Morgan did not realize in that moment of surrender to the primitive desires which clamored within him how badly he was wrenched and mauled. He tried the rawhide, swelling his bound arms in the hope that the slipknot would give a little, but was unable to bring pressure enough on the rope to ease it in the least.

Eager to begin his harvest of revenge before the men from the Nueces struck south again over the long trail, Morgan determined to start at once in search of somebody to free him from his bonds. He could not return to Ascalon in this shameful plight, his ignominy upon him, an object of derision. There must be somebody living along the river close at hand who would cut his bonds and give him a plaster to stick over the wound he could feel drawing and gaping in his cheek.

When it came to getting to his feet, Morgan learned that his desire had outgrown his strength. A sickness swept him as he struggled to his knees; blood burst from his nostrils, the taste of blood was on his tongue. Dizzy, sick to the core of his heart, sore with a thousand bruises, shot with a thousand pains which set up with every movement like the clamor of harassing wolves, he dragged himself on his knees to the edge of the water, where he lay on his face in the warm sand.

He waited there a long time for the gathering of strength enough to carry him on his quest of a friendly hand. Only the savage determination to strike his enemies down, head by head, kept him from perishing as he lay there sore and bruised, chilled to the marrow in his welling agony even that hot summer night.

Dawn was breaking when he at last found strength to mount the low bank through the encumbering brush and vines. His arms were senseless below the elbows, swollen almost to bursting of veins and skin by the gorged blood. There was no choice in directions, only to avoid the town.
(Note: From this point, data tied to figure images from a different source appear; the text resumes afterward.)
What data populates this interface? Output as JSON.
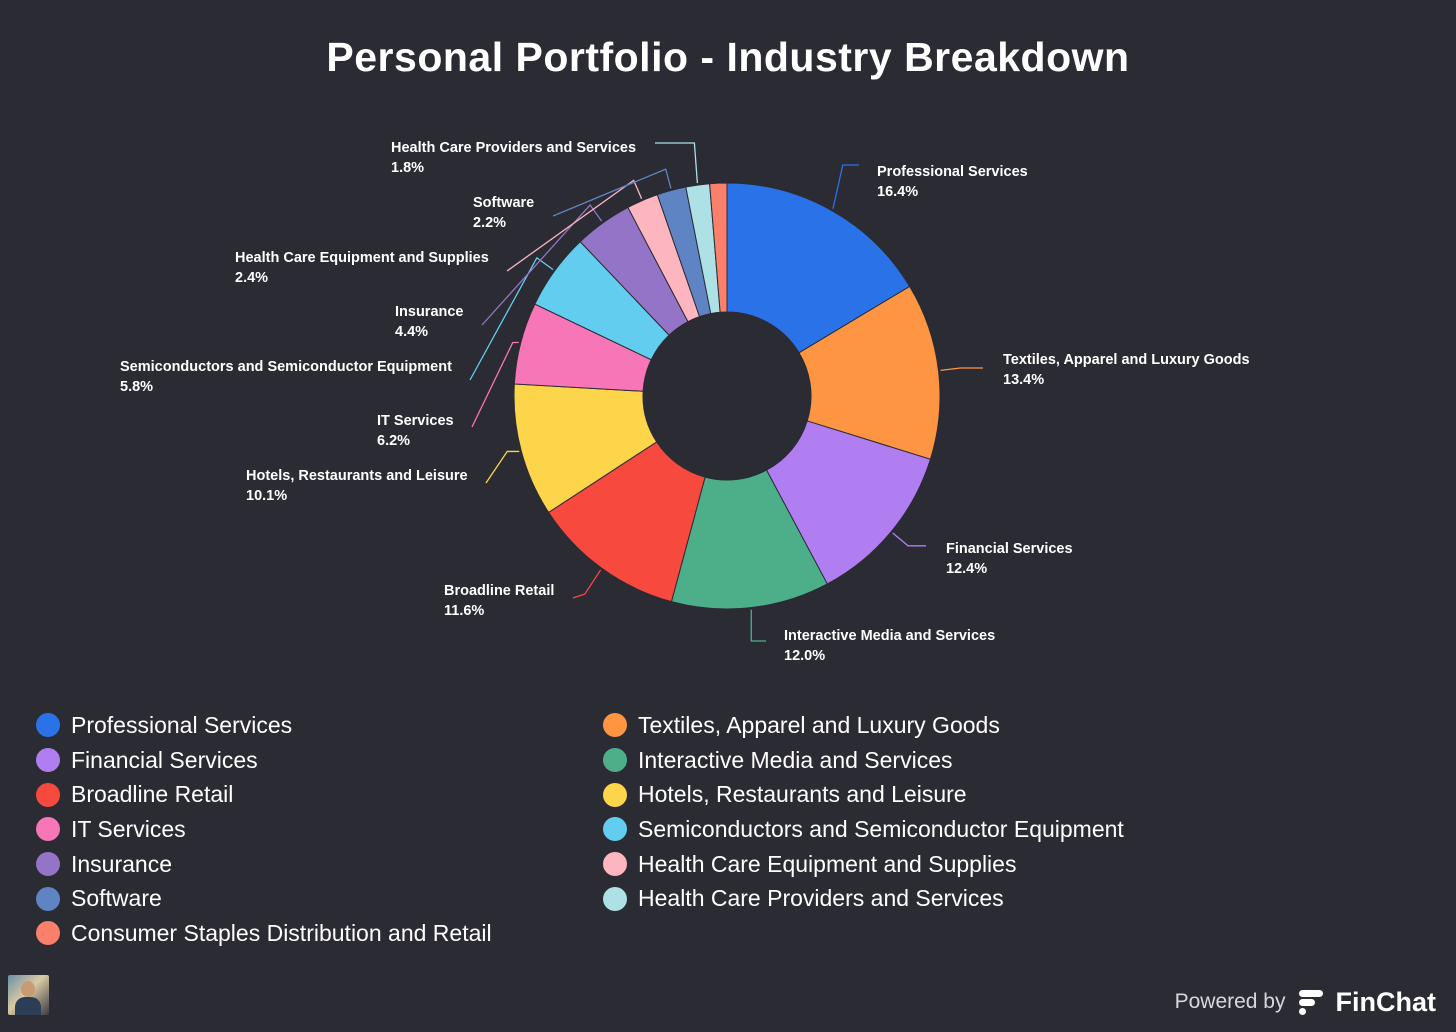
{
  "chart_data": {
    "type": "pie",
    "variant": "donut",
    "title": "Personal Portfolio - Industry Breakdown",
    "legend_position": "bottom",
    "slices": [
      {
        "name": "Professional Services",
        "value": 16.4,
        "label": "16.4%",
        "color": "#2a72e8"
      },
      {
        "name": "Textiles, Apparel and Luxury Goods",
        "value": 13.4,
        "label": "13.4%",
        "color": "#fe9542"
      },
      {
        "name": "Financial Services",
        "value": 12.4,
        "label": "12.4%",
        "color": "#b17ef2"
      },
      {
        "name": "Interactive Media and Services",
        "value": 12.0,
        "label": "12.0%",
        "color": "#4daf8a"
      },
      {
        "name": "Broadline Retail",
        "value": 11.6,
        "label": "11.6%",
        "color": "#f8493f"
      },
      {
        "name": "Hotels, Restaurants and Leisure",
        "value": 10.1,
        "label": "10.1%",
        "color": "#fdd54a"
      },
      {
        "name": "IT Services",
        "value": 6.2,
        "label": "6.2%",
        "color": "#f676b8"
      },
      {
        "name": "Semiconductors and Semiconductor Equipment",
        "value": 5.8,
        "label": "5.8%",
        "color": "#62cdef"
      },
      {
        "name": "Insurance",
        "value": 4.4,
        "label": "4.4%",
        "color": "#9474c7"
      },
      {
        "name": "Health Care Equipment and Supplies",
        "value": 2.4,
        "label": "2.4%",
        "color": "#fdb6c0"
      },
      {
        "name": "Software",
        "value": 2.2,
        "label": "2.2%",
        "color": "#5f84c4"
      },
      {
        "name": "Health Care Providers and Services",
        "value": 1.8,
        "label": "1.8%",
        "color": "#ade1e6"
      },
      {
        "name": "Consumer Staples Distribution and Retail",
        "value": 1.3,
        "label": "",
        "color": "#fa806c"
      }
    ],
    "legend": [
      "Professional Services",
      "Textiles, Apparel and Luxury Goods",
      "Financial Services",
      "Interactive Media and Services",
      "Broadline Retail",
      "Hotels, Restaurants and Leisure",
      "IT Services",
      "Semiconductors and Semiconductor Equipment",
      "Insurance",
      "Health Care Equipment and Supplies",
      "Software",
      "Health Care Providers and Services",
      "Consumer Staples Distribution and Retail"
    ]
  },
  "footer": {
    "powered_by": "Powered by",
    "brand_name": "FinChat"
  }
}
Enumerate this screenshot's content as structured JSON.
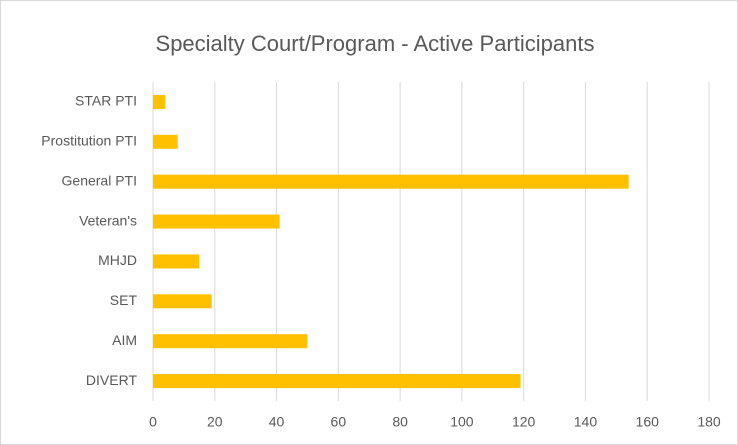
{
  "chart_data": {
    "type": "bar",
    "orientation": "horizontal",
    "title": "Specialty Court/Program - Active Participants",
    "categories": [
      "STAR PTI",
      "Prostitution PTI",
      "General PTI",
      "Veteran's",
      "MHJD",
      "SET",
      "AIM",
      "DIVERT"
    ],
    "values": [
      4,
      8,
      154,
      41,
      15,
      19,
      50,
      119
    ],
    "color": "#ffc000",
    "xlim": [
      0,
      180
    ],
    "xticks": [
      0,
      20,
      40,
      60,
      80,
      100,
      120,
      140,
      160,
      180
    ],
    "grid": true
  }
}
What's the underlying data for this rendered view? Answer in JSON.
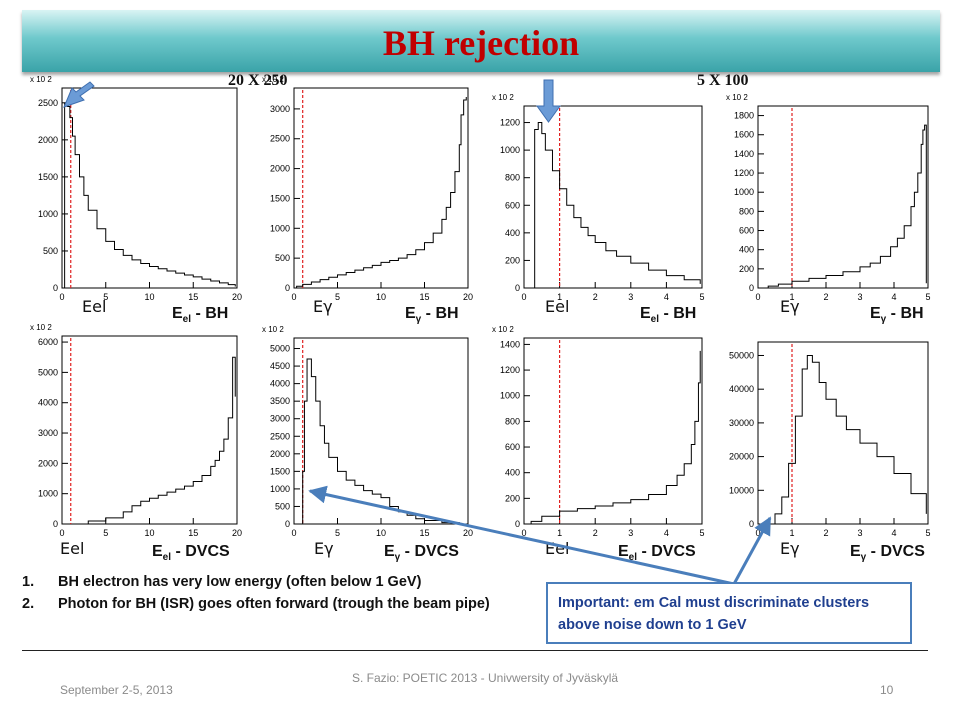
{
  "title": "BH rejection",
  "binning_left": "20 X 250",
  "binning_right": "5 X 100",
  "chart_data": [
    {
      "type": "line",
      "title": "Eel - BH",
      "title_parts": [
        "E",
        "el",
        " - BH"
      ],
      "panel_label": "Eel",
      "yscale_note": "x 10 2",
      "xlim": [
        0,
        20
      ],
      "ylim": [
        0,
        2700
      ],
      "xticks": [
        0,
        5,
        10,
        15,
        20
      ],
      "yticks": [
        0,
        500,
        1000,
        1500,
        2000,
        2500
      ],
      "cut": 1,
      "x": [
        0.08,
        0.3,
        0.6,
        0.9,
        1.2,
        1.5,
        2,
        2.5,
        3,
        4,
        5,
        6,
        7,
        8,
        9,
        10,
        11,
        12,
        13,
        14,
        15,
        16,
        17,
        18,
        19,
        19.8
      ],
      "values": [
        0,
        2500,
        2450,
        2300,
        2050,
        1800,
        1500,
        1250,
        1050,
        800,
        630,
        520,
        440,
        380,
        330,
        290,
        260,
        230,
        200,
        175,
        150,
        120,
        95,
        70,
        45,
        20
      ]
    },
    {
      "type": "line",
      "title": "Eγ - BH",
      "title_parts": [
        "E",
        "γ",
        " - BH"
      ],
      "panel_label": "Eγ",
      "yscale_note": "x 10 2",
      "xlim": [
        0,
        20
      ],
      "ylim": [
        0,
        3350
      ],
      "xticks": [
        0,
        5,
        10,
        15,
        20
      ],
      "yticks": [
        0,
        500,
        1000,
        1500,
        2000,
        2500,
        3000
      ],
      "cut": 1,
      "x": [
        0.3,
        1,
        2,
        3,
        4,
        5,
        6,
        7,
        8,
        9,
        10,
        11,
        12,
        13,
        14,
        15,
        16,
        17,
        17.5,
        18,
        18.5,
        19,
        19.2,
        19.5,
        19.8
      ],
      "values": [
        30,
        60,
        100,
        140,
        180,
        220,
        260,
        300,
        340,
        380,
        430,
        460,
        500,
        560,
        640,
        760,
        920,
        1150,
        1350,
        1600,
        1950,
        2400,
        2900,
        3150,
        3200
      ]
    },
    {
      "type": "line",
      "title": "Eel - BH",
      "title_parts": [
        "E",
        "el",
        " - BH"
      ],
      "panel_label": "Eel",
      "yscale_note": "x 10 2",
      "xlim": [
        0,
        5
      ],
      "ylim": [
        0,
        1320
      ],
      "xticks": [
        0,
        1,
        2,
        3,
        4,
        5
      ],
      "yticks": [
        0,
        200,
        400,
        600,
        800,
        1000,
        1200
      ],
      "cut": 1,
      "x": [
        0.2,
        0.3,
        0.4,
        0.5,
        0.6,
        0.8,
        1,
        1.2,
        1.4,
        1.6,
        1.8,
        2,
        2.3,
        2.6,
        3,
        3.5,
        4,
        4.5,
        4.95
      ],
      "values": [
        0,
        1150,
        1200,
        1120,
        1000,
        850,
        720,
        600,
        510,
        440,
        380,
        330,
        270,
        230,
        180,
        130,
        90,
        60,
        30
      ]
    },
    {
      "type": "line",
      "title": "Eγ - BH",
      "title_parts": [
        "E",
        "γ",
        " - BH"
      ],
      "panel_label": "Eγ",
      "yscale_note": "x 10 2",
      "xlim": [
        0,
        5
      ],
      "ylim": [
        0,
        1900
      ],
      "xticks": [
        0,
        1,
        2,
        3,
        4,
        5
      ],
      "yticks": [
        0,
        200,
        400,
        600,
        800,
        1000,
        1200,
        1400,
        1600,
        1800
      ],
      "cut": 1,
      "x": [
        0.3,
        0.6,
        1,
        1.5,
        2,
        2.5,
        3,
        3.3,
        3.6,
        3.9,
        4.1,
        4.3,
        4.5,
        4.6,
        4.7,
        4.8,
        4.85,
        4.9,
        4.95
      ],
      "values": [
        20,
        40,
        70,
        100,
        130,
        170,
        220,
        260,
        330,
        430,
        520,
        650,
        850,
        1000,
        1200,
        1500,
        1650,
        1700,
        50
      ]
    },
    {
      "type": "line",
      "title": "Eel - DVCS",
      "title_parts": [
        "E",
        "el",
        " - DVCS"
      ],
      "panel_label": "Eel",
      "yscale_note": "x 10 2",
      "xlim": [
        0,
        20
      ],
      "ylim": [
        0,
        6200
      ],
      "xticks": [
        0,
        5,
        10,
        15,
        20
      ],
      "yticks": [
        0,
        1000,
        2000,
        3000,
        4000,
        5000,
        6000
      ],
      "cut": 1,
      "x": [
        3,
        5,
        7,
        8,
        9,
        10,
        11,
        12,
        13,
        14,
        15,
        16,
        17,
        17.5,
        18,
        18.5,
        19,
        19.5,
        19.8
      ],
      "values": [
        100,
        200,
        400,
        600,
        750,
        850,
        950,
        1050,
        1150,
        1250,
        1400,
        1600,
        1900,
        2100,
        2400,
        2800,
        3500,
        5500,
        4200
      ]
    },
    {
      "type": "line",
      "title": "Eγ - DVCS",
      "title_parts": [
        "E",
        "γ",
        " - DVCS"
      ],
      "panel_label": "Eγ",
      "yscale_note": "x 10 2",
      "xlim": [
        0,
        20
      ],
      "ylim": [
        0,
        5300
      ],
      "xticks": [
        0,
        5,
        10,
        15,
        20
      ],
      "yticks": [
        0,
        500,
        1000,
        1500,
        2000,
        2500,
        3000,
        3500,
        4000,
        4500,
        5000
      ],
      "cut": 1,
      "x": [
        0.8,
        1,
        1.2,
        1.5,
        2,
        2.5,
        3,
        3.5,
        4,
        5,
        6,
        7,
        8,
        9,
        10,
        11,
        12,
        13,
        14,
        15,
        17,
        19
      ],
      "values": [
        0,
        1500,
        3500,
        4700,
        4200,
        3500,
        2800,
        2300,
        1900,
        1500,
        1250,
        1100,
        950,
        850,
        750,
        500,
        350,
        250,
        150,
        100,
        40,
        10
      ]
    },
    {
      "type": "line",
      "title": "Eel - DVCS",
      "title_parts": [
        "E",
        "el",
        " - DVCS"
      ],
      "panel_label": "Eel",
      "yscale_note": "x 10 2",
      "xlim": [
        0,
        5
      ],
      "ylim": [
        0,
        1450
      ],
      "xticks": [
        0,
        1,
        2,
        3,
        4,
        5
      ],
      "yticks": [
        0,
        200,
        400,
        600,
        800,
        1000,
        1200,
        1400
      ],
      "cut": 1,
      "x": [
        0.2,
        0.5,
        1,
        1.5,
        2,
        2.5,
        3,
        3.5,
        4,
        4.3,
        4.5,
        4.7,
        4.8,
        4.9,
        4.95
      ],
      "values": [
        20,
        60,
        100,
        120,
        140,
        165,
        190,
        230,
        300,
        380,
        470,
        620,
        800,
        1100,
        1350
      ]
    },
    {
      "type": "line",
      "title": "Eγ - DVCS",
      "title_parts": [
        "E",
        "γ",
        " - DVCS"
      ],
      "panel_label": "Eγ",
      "yscale_note": "",
      "xlim": [
        0,
        5
      ],
      "ylim": [
        0,
        54000
      ],
      "xticks": [
        0,
        1,
        2,
        3,
        4,
        5
      ],
      "yticks": [
        0,
        10000,
        20000,
        30000,
        40000,
        50000
      ],
      "cut": 1,
      "x": [
        0.3,
        0.5,
        0.7,
        0.9,
        1.1,
        1.3,
        1.45,
        1.6,
        1.8,
        2,
        2.3,
        2.6,
        3,
        3.5,
        4,
        4.5,
        4.95
      ],
      "values": [
        0,
        3000,
        8000,
        18000,
        32000,
        46000,
        50000,
        48000,
        42000,
        37000,
        32000,
        28000,
        24000,
        20000,
        15000,
        9000,
        3000
      ]
    }
  ],
  "notes": [
    {
      "num": "1.",
      "text": "BH electron has very low energy (often below 1 GeV)"
    },
    {
      "num": "2.",
      "text": "Photon for BH (ISR) goes often forward (trough the beam pipe)"
    }
  ],
  "callout": "Important: em Cal must discriminate clusters above noise down to 1 GeV",
  "footer": {
    "date": "September 2-5, 2013",
    "center": "S. Fazio: POETIC 2013 - Univwersity of Jyväskylä",
    "page": "10"
  },
  "colors": {
    "title": "#c00000",
    "cut_line": "#e02020",
    "arrow": "#4a7ebb",
    "callout_text": "#1f3f8f"
  }
}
He faced up the river and trudged on, the cottonwood leaves beginning their everlasting symphony, that is like the murmur of rain, as the wakening wind moved them overhead.

Morgan stumbled over tin cans at the edge of the tall grass when the rising sun was shining across his unprotected eyes. He stood for a little while, wondering at first sight if this were only another mirage of the plagued imagination, such as had risen like ephemera while he lay on the sand bar at the river's edge. He stood with weak legs braced wide apart to fix his reeling senses on the sight—the amazing, comforting sight, of a field of growing corn. Only a little field, more properly a patch, but it was tall and green, in full tassel, the delicate sweet of its blossoms strong on the dew-damp morning.

Beyond the field he could see the roof of a sod house, and a little of the brown wall that rose not much higher than the corn. Grass had grown on the roof, for it was made of strips of sod, also, and turned sere and brown in the sun. A wire fence stood a prickly barrier between roaming cattle and this little field of succulent fodder. Morgan directed his course to skirt the field, and came at last to the cabin door.

In front of the house there was no fence, but a dooryard that seemed to embrace the rest of the earth. Around the door the ground was trampled and bare; in front of the house three horses stood, saddled and waiting, bridle reins on the ground. It looked like a cow camp to Morgan; it seemed as if he had come back home. A dog rose slowly from where it lay across the door, bristles rising, foot lifted as if the creature paused between flight and attack, setting up such an alarm that the horses bolted a little way and stood wondering.

A woman came to the door, lifted her hands in silent astonishment, leaning a little to see.

"Heavens above! look at that man!" she cried, her words sounding as from a great distance in Morgan's dulling ears.